O sentido das proporções

A esquerda (com excepção do PS) ficou entusiasmada com a chamada “vitória” do Syriza; e a direita ficou deprimida e furiosa. Sem me querer meter nessa querela frívola, acho apropriado tentar descrever as coisas como elas são. O Syriza ganhou a eleição com 36 por cento dos votos; só chegou à maioria por causa das peculiaridades do regime grego (que dá um bónus de 50 deputados ao partido mais votado) e da coligação que fez com um partido pouco recomendável da extrema-direita. É difícil aceitar sem mais que o Syriza representa legitimamente o povo grego, como por aí se diz com grande convicção e arrogância. Na realidade, o Syriza representa um terço do eleitorado grego; e ou consegue alargar as forças que o sustentam ou tenderá para uma espécie qualquer de autoritarismo.

A retórica patriótica do primeiro-ministro Tsipras também não me inspira grande simpatia. Os patriotas às vezes degeneram em nacionalistas. E a conversa sobre a “humilhação” da Grécia e a intenção (em princípio, estimável) de restaurar a sua dignidade e o seu orgulho não é tranquilizadora. Com conversas destas se cometeram os maiores crimes da história recente da Europa. Pior ainda, o carácter de outsider que o Syriza reclama não me parece uma virtude. Um outsider rejeita, por definição, tudo o que antes dele existia – o bom e o mau – e não costuma medir o risco da mudança. Não vale a pena dar exemplos de outsiders que arrasaram um mundo, o deles, com certeza, e a seguir o nosso. E, desculpe a esquerda, as cenas de informalidade, além de ridículas, são um mau sinal, um sinal de agressividade gratuita.

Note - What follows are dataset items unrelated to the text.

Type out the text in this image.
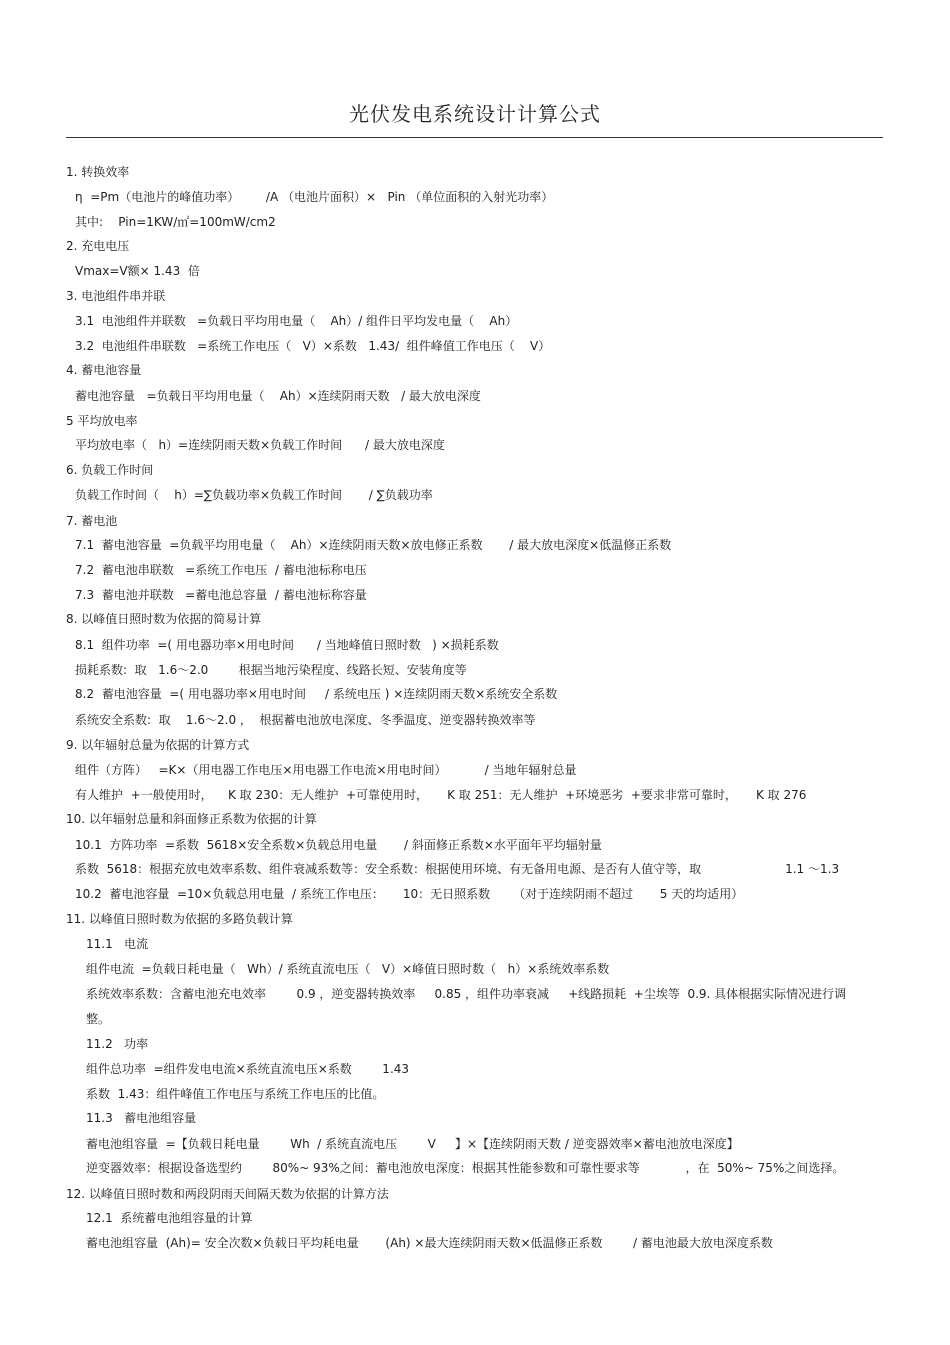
光伏发电系统设计计算公式
1. 转换效率
η  =Pm（电池片的峰值功率）       /A （电池片面积）×   Pin （单位面积的入射光功率）
其中:    Pin=1KW/㎡=100mW/cm2
2. 充电电压
Vmax=V额× 1.43  倍
3. 电池组件串并联
3.1  电池组件并联数   =负载日平均用电量（    Ah）/ 组件日平均发电量（    Ah）
3.2  电池组件串联数   =系统工作电压（   V）×系数   1.43/  组件峰值工作电压（    V）
4. 蓄电池容量
蓄电池容量   =负载日平均用电量（    Ah）×连续阴雨天数   / 最大放电深度
5 平均放电率
平均放电率（   h）=连续阴雨天数×负载工作时间      / 最大放电深度
6. 负载工作时间
负载工作时间（    h）=∑负载功率×负载工作时间       / ∑负载功率
7. 蓄电池
7.1  蓄电池容量  =负载平均用电量（    Ah）×连续阴雨天数×放电修正系数       / 最大放电深度×低温修正系数
7.2  蓄电池串联数   =系统工作电压  / 蓄电池标称电压
7.3  蓄电池并联数   =蓄电池总容量  / 蓄电池标称容量
8. 以峰值日照时数为依据的简易计算
8.1  组件功率  =( 用电器功率×用电时间      / 当地峰值日照时数   ) ×损耗系数
损耗系数:  取   1.6～2.0        根据当地污染程度、线路长短、安装角度等
8.2  蓄电池容量  =( 用电器功率×用电时间     / 系统电压 ) ×连续阴雨天数×系统安全系数
系统安全系数:  取    1.6～2.0 ，  根据蓄电池放电深度、冬季温度、逆变器转换效率等
9. 以年辐射总量为依据的计算方式
组件（方阵）   =K×（用电器工作电压×用电器工作电流×用电时间）          / 当地年辐射总量
有人维护  +一般使用时，    K 取 230：无人维护  +可靠使用时，     K 取 251：无人维护  +环境恶劣  +要求非常可靠时，     K 取 276
10. 以年辐射总量和斜面修正系数为依据的计算
10.1  方阵功率  =系数  5618×安全系数×负载总用电量       / 斜面修正系数×水平面年平均辐射量
系数  5618：根据充放电效率系数、组件衰减系数等：安全系数：根据使用环境、有无备用电源、是否有人值守等，取                      1.1 ～1.3
10.2  蓄电池容量  =10×负载总用电量  / 系统工作电压：     10：无日照系数      （对于连续阴雨不超过       5 天的均适用）
11. 以峰值日照时数为依据的多路负载计算
11.1   电流
组件电流  =负载日耗电量（   Wh）/ 系统直流电压（   V）×峰值日照时数（   h）×系统效率系数
系统效率系数：含蓄电池充电效率        0.9 ，逆变器转换效率     0.85 ，组件功率衰减     +线路损耗  +尘埃等  0.9. 具体根据实际情况进行调
整。
11.2   功率
组件总功率  =组件发电电流×系统直流电压×系数        1.43
系数  1.43：组件峰值工作电压与系统工作电压的比值。
11.3   蓄电池组容量
蓄电池组容量  =【负载日耗电量        Wh  / 系统直流电压        V     】×【连续阴雨天数 / 逆变器效率×蓄电池放电深度】
逆变器效率：根据设备选型约        80%~ 93%之间：蓄电池放电深度：根据其性能参数和可靠性要求等            ，在  50%~ 75%之间选择。
12. 以峰值日照时数和两段阴雨天间隔天数为依据的计算方法
12.1  系统蓄电池组容量的计算
蓄电池组容量  (Ah)= 安全次数×负载日平均耗电量       (Ah) ×最大连续阴雨天数×低温修正系数        / 蓄电池最大放电深度系数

Uma escola de pensamento louva o Syriza por ter dado um “abanão” na “Europa”. Seria bom neste capítulo não esquecer que a “Europa” não se abana tão facilmente e que o Syriza é em si próprio insignificante. Reconheço que um pequeno incidente pode provocar uma enorme catástrofe; basta pensar no arquiduque assassinado em Sarajevo. Mas, tirando uma parte da esquerda, por frustração e principalmente por cautela, não se vê na “Europa”  uma súbita ternura pelo sr. Tsipras e nenhuma inclinação para o ajudar. A política deflacionista da Alemanha e de meia dúzia de países do norte já estava em crise antes do Syriza aparecer em cena e continuará com ou sem ele. Claro que nada impede a Grécia de se tornar num incómodo para a burocracia de Bruxelas: num incómodo, não numa força decisiva. É bom não perder o sentido das proporções.